Поездка по китайской границе от Алтая до Тарбагатая (2/6)

топ 100 блогов rus_turk14.01.2023 [Л. К. Полторацкая.] Поездка по китайской границе от Алтая до Тарбагатая // Русский вестник. 1871. № 6.

Часть 1.

Поездка по китайской границе от Алтая до Тарбагатая (2/6)
Рахмановские теплые ключи. Здесь и далее фото Л. К. Полторацкой, 1870-е


II
8го августа, урочище Уан, 45 верст от Котон-Карагая

Всю ночь шел дождь, и нам пришлось выступать по сырости и в ожидании нового дождя.
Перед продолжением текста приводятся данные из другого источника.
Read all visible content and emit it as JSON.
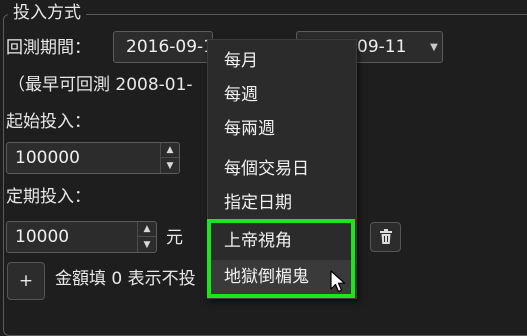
{
  "group": {
    "title": "投入方式"
  },
  "period": {
    "label": "回測期間：",
    "start_date": "2016-09-1",
    "end_date": "09-11",
    "earliest_note": "（最早可回測 2008-01-"
  },
  "initial": {
    "label": "起始投入：",
    "value": "100000"
  },
  "periodic": {
    "label": "定期投入：",
    "value": "10000",
    "unit": "元"
  },
  "add_button": {
    "label": "+"
  },
  "hint": "金額填 0 表示不投",
  "frequency_menu": {
    "items": [
      "每月",
      "每週",
      "每兩週",
      "每個交易日",
      "指定日期",
      "上帝視角",
      "地獄倒楣鬼"
    ],
    "hovered_index": 6
  },
  "highlight_color": "#1de51d",
  "icons": {
    "combo_arrow": "chevron-down-icon",
    "spin_up": "arrow-up-icon",
    "spin_down": "arrow-down-icon",
    "delete": "trash-icon",
    "cursor": "mouse-pointer-icon"
  }
}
С раннего утра лагерь представлял самую оживленную картину; вьючили верблюдов, седлали и пробовали лошадей. Наконец раздалась команда: «Садись!» Казаки сели на коней и выстроились; вытянулась вереница вьючных верблюдов, погнали живой провиант, баранов; мы тоже сели на лошадей. «С Богом! Песенники вперед!» И под залихватскую казачью песню тронулись с Котон-Карагая. С нами шло несколько киргизов; проводником же муж нанял зверовщика из деревни Белой, некоего Барсукова, не только замечательного тем, что даже между своею братьей пользуется славой необыкновенного удальца и стрелка, но в особенности интересного тем, что ходил лет десять тому назад со своими односельцами искать Беловодье, то есть землю, где мед самотечный, хлеб сам родится и т. д. Они прошли всю Среднюю Азию, были около Тибета, и наконец уверились, что уговоривший идти мужик обманул. Барсуков вывел своих домой. Два раза он ходил проводником в Китай с консулом Павлиновым. Был при комиссии, ставившей пограничные знаки и пр. Наружность Барсукова замечательна: необыкновенно большого росту, сухощавый, плечистый, с крупными, но правильными чертами лица, напоминающими лица кариатид Эрмитажа. Большие темно-серые, умные глаза, черная с проседью борода и загорелое до невозможности лицо. В манере, в речах спокойная самоуверенность и подчас юмор. Кафтан опоясан ремнем с ножом и патронташем; за плечами винтовка с присошкой; огромные сапожищи и маленькая китайская шляпа, вроде картуза, надвинутая на лоб.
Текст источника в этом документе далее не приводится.